PARIS — It is almost as if they were tired of being taken for granted.
Common house sparrows, symbols of European city life, have almost disappeared from some of the Continent's capitals, and nobody has the slightest idea why.
In central London, where cheeky "cockney sparrows" once flocked to eat crumbs from peoples' hands, there is not a sparrow to be seen today.
In Amsterdam, the little gray and brown birds no longer cock their heads by the sides of the city's canals. The grimy north German port of Hamburg, the urban habitat par excellence for man's closest avian companion, is now a sparrow-free zone.
They have faded from the landscape without anybody paying attention.
"You don't notice common species because they are around you all the time, and then suddenly they aren't there any more," says bird expert Rosie Cleary. Dubbed Britain's "sparrow czar," she has just taken charge of a nationwide survey of the sparrow population for the British Trust for Ornithology.
Sparrows are seen fondly in European eyes. Cockney East Enders in London took the diminutive, resilient "sparrer" to their hearts, and the French singer Edith Piaf, who grew up in the streets of Paris, was nicknamed "Kid Sparrow."
The mystery of the sparrow's disappearance from so many European cities is all the more baffling because the bird is still found in normal numbers in other metropolitan areas, such as Berlin.
"The most fascinating thing about the situation is that it is by no means uniform across Europe," says Denis Summers-Smith, a British ornithologist who has been studying sparrows for half a century and who first raised the alarm.
That would seem to assuage the fears of those who have suggested that the sparrow could be the canary of modern urban life, warning us of hidden dangers. But it does not help explain the phenomenon.
Britain, where the sparrow is now on the "red list" of species in danger, has seen the most dramatic decline in numbers. Where 12 million pairs nested 30 years ago, there are no more than seven million pairs today - a drop of 10 million birds. And central London has suffered the most.
In Kensington Gardens, 2,603 house sparrows were counted in 1925.
Last year just four males were left, and this summer they moved on.
"In big towns, the population went into freefall around 1990, and there is no evidence that it is stabilizing," says Dr. Summers-Smith.
Questions have been asked in Parliament. A national newspaper has offered a reward of $8,000 for anyone who can solve the mystery of the missing sparrow. The British Trust for Ornithology is calling on thousands of volunteers across the country to report on sparrows they see over the next 18 months, to try to clarify what is happening.
Across the Channel, the French Bird Protection League is organizing a similar survey in Paris this spring, after local bird-watchers reported puzzling sightings. In one park, they found the same number of sparrow nests as there were 10 years ago. In another, the population has dropped by two thirds.
In both places, says bird-lover Christian Gallinet, who worked on the study, "the couples that we fed had no more than one or two young, when normally they should have three or four.
"Something odd is going on, and nobody has any explanation for it yet," he adds.

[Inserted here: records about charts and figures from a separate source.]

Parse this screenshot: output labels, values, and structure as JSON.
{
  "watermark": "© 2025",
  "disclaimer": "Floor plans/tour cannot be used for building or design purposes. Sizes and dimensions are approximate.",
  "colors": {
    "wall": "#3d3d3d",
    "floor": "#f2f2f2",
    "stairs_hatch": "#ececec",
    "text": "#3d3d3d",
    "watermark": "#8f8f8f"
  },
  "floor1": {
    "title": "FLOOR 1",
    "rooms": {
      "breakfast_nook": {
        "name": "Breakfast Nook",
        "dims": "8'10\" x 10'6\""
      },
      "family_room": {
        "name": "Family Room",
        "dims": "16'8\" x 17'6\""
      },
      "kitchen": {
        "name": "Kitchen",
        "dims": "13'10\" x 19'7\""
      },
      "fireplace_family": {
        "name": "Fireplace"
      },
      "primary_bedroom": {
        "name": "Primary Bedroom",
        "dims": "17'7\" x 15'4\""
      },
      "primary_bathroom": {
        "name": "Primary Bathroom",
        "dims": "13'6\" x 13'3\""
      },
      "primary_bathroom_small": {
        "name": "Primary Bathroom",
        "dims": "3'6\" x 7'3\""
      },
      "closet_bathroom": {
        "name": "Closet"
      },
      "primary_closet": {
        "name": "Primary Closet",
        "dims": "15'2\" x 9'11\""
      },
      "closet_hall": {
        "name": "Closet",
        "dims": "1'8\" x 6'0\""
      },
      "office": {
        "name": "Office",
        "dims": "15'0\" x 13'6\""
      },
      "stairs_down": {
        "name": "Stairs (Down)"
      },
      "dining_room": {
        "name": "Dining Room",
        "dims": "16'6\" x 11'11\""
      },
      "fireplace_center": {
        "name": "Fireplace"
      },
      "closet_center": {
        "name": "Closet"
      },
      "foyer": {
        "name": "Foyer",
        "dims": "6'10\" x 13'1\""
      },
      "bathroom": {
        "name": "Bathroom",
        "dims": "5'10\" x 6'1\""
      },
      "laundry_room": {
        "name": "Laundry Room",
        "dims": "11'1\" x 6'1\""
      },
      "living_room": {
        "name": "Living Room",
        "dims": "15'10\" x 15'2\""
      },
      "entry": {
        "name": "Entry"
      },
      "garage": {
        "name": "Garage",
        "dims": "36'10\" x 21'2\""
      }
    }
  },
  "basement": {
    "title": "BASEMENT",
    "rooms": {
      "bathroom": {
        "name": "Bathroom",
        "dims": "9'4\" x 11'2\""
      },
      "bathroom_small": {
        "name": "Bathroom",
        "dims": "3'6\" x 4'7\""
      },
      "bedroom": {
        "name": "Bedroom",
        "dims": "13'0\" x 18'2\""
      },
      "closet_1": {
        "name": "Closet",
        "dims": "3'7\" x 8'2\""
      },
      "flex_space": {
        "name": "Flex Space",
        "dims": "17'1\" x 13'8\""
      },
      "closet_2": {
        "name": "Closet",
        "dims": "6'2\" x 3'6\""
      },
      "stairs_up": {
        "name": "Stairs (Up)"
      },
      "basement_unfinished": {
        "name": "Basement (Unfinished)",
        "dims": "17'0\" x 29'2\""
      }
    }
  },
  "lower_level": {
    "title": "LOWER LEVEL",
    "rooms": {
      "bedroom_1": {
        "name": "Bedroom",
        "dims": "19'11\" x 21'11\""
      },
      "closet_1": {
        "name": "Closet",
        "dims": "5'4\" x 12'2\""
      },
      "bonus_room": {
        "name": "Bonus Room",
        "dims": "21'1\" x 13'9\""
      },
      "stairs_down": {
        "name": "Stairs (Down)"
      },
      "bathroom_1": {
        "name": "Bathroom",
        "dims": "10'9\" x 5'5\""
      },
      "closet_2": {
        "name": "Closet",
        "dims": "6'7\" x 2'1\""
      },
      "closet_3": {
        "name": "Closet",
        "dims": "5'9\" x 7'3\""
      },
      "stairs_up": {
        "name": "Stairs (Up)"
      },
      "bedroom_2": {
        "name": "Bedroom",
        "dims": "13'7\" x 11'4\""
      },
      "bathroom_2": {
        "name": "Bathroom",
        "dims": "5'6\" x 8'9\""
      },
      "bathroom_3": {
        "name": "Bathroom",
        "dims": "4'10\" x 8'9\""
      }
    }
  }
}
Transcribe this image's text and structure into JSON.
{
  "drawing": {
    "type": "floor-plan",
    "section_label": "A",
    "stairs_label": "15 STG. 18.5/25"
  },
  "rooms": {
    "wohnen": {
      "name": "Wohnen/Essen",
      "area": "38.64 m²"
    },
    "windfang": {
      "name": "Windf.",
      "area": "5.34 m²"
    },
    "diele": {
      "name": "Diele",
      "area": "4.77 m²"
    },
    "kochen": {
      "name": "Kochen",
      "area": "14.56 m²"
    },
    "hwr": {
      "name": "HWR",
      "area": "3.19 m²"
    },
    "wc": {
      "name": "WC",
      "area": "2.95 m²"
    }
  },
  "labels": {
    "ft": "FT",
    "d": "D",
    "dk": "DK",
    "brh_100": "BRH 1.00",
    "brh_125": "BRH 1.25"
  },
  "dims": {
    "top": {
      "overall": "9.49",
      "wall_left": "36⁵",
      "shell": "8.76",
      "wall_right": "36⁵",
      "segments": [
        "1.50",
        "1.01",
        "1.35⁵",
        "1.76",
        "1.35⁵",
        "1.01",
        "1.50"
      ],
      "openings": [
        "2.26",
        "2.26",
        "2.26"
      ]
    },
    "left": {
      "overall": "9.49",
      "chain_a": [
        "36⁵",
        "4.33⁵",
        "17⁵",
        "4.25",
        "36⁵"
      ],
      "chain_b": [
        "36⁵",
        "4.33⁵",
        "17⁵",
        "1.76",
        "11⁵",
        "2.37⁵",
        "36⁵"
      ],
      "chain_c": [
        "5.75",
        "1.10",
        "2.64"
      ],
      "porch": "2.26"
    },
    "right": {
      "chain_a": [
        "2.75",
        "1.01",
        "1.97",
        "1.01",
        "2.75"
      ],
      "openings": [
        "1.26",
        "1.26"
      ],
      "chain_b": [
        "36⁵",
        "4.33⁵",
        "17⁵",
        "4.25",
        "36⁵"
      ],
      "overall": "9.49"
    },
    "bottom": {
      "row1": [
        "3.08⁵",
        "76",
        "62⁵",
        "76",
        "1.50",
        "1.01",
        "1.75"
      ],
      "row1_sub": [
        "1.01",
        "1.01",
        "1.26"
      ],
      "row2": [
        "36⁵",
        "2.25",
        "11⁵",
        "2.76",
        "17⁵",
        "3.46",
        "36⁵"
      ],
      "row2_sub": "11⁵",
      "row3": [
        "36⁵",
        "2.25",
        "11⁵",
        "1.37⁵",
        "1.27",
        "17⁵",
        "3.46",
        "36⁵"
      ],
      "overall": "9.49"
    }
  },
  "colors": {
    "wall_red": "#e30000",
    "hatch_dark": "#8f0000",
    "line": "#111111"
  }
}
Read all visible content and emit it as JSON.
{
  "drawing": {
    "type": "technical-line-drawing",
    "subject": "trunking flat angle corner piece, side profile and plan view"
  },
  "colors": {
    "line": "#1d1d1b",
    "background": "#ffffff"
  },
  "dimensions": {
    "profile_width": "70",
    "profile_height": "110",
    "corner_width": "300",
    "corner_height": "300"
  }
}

There are plenty of theories, though.
Some experts have suggested that as cities have protected their suburbs, prohibiting building, developers have turned their attention to inner-city wastelands, robbing sparrows of the overgrown, weedy areas where they typically forage for seeds.
Others wonder whether modern buildings lack the nooks and crannies that sparrows like to nest in. But that idea takes a knock in Holland, where birdwatcher Guus van der Poel found as he counted sparrows that "some city centers are sparrow-free, and in areas where the houses were built before 1953 there is a good chance there will be no sparrows at all."
Suspicion has also fallen on Felis domesticus, the house cat.
One study found that as many as 25 percent of sparrows in an English village fall prey to prowling felines. But cats have been hunting birds since time began, and though food shortages may have forced sparrows to take greater risks, it is hard to believe that predators could have halved the British sparrow population in 30 years.
A key problem, a number of experts agree, appears to lie in a shortage of the tiny insects that fledgling sparrows need during the first three or four days of their lives, before they move on to a vegetation diet. Mr. van der Poel blames industrial agriculture, which he says has robbed the countryside of the variety of flowers and weeds that insects need.
Summers-Smith points the finger at another culprit - unleaded gasoline, though he acknowledges that the evidence is only circumstantial. The catastrophic fall in urban sparrow populations began in 1990, he points out, one year after unleaded gas was introduced in Britain.
Unleaded gas contains unstable toxic compounds that Summers-Smith believes might be killing off the invertebrates that baby sparrows depend on. The fact that sparrows in Paris are doing better than their London cousins, he suggests, may have something to do with the fact that diesel fuel is much cheaper, and thus much more commonly used, in France than in Britain.
But he says his ideas are "highly speculative and highly circumstantial. This problem requires academic research."
Belatedly, perhaps, ornithologists are now turning their attention to the lowly sparrow.
"When I first started studying the sparrow just after the (Second World) War, most of my colleagues didn't think it worthy of even being called a bird," Summers-Smith recalls. "Now it is a high-profile bird."